Aimée Zito Lema. 13 Shots

Aimée Zito Lema (Amesterdão, 1982) trabalha sobre a memória individual e coletiva, em particular sobre o registo e a transmissão de acontecimentos de geração para geração.

A sua exposição no Espaço Projeto da Coleção Moderna intitula-se 13 Shots e reúne trabalhos resultantes de uma colaboração da artista com o Grupo de Teatro do Oprimido de Lisboa, que ocorreu na Sala Polivalente do Museu Calouste Gulbenkian. A partir de exercícios performativos realizados pela artista e pelo grupo – a transmissão intergeracional do 25 de Abril e o arquivo fotográfico do serviço ACARTE –, questiona-se o modo como a memória se transmite por via de histórias, imagens, lacunas e silêncios que se reproduzem, preenchem e reimaginam coletivamente.

Mais do que uma busca pela decifração do passado ou uma resolução do presente, o objetivo do trabalho de Aimée Zito Lema é tornar visível a complexidade dos processos de transmissão da memória, que se materializam em diversos suportes, imagens, camadas e gestos, ora de conflito, ora de convivialidade.

O projeto aqui apresentado resulta de um período de residência da artista em Lisboa, na Rua das Gaivotas 6, e constitui um dos oito capítulos da exposição criada no âmbito do 4Cs: From Conflict to Conviviality through Creativity and Culture, um projeto europeu de cooperação coordenado pela Universidade Católica e cofinanciado pelo programa Europa Criativa, da União Europeia.

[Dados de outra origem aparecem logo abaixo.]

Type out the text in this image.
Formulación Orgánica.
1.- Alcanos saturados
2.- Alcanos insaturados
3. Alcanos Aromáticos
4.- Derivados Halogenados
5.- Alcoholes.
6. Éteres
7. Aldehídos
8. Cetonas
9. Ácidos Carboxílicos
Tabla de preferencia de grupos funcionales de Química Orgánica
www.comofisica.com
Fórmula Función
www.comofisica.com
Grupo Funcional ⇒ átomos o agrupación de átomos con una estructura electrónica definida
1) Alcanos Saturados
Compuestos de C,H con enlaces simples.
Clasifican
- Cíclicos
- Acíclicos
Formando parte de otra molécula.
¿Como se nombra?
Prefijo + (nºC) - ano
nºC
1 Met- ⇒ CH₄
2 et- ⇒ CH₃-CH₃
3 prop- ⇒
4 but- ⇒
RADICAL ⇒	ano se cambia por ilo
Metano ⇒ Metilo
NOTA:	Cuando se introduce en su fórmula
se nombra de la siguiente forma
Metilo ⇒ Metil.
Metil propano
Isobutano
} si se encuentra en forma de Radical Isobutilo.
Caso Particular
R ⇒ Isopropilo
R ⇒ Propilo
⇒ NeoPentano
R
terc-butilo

Cada capítulo conta a sua própria história pela voz de cada instituição parceira: Universidade Católica Portuguesa, Tensta Konsthall, SAVVY Contemporary, Royal College of Art, Fundació Antoni Tàpies, Vilnius Academy of Arts, Museet for Samtidskunst e ENSAD.

No dia 29 de junho, às 18h, as curadoras Luísa Santos, Ana Cachola e Daniela Agostinho conversam com a artista sobre este projeto.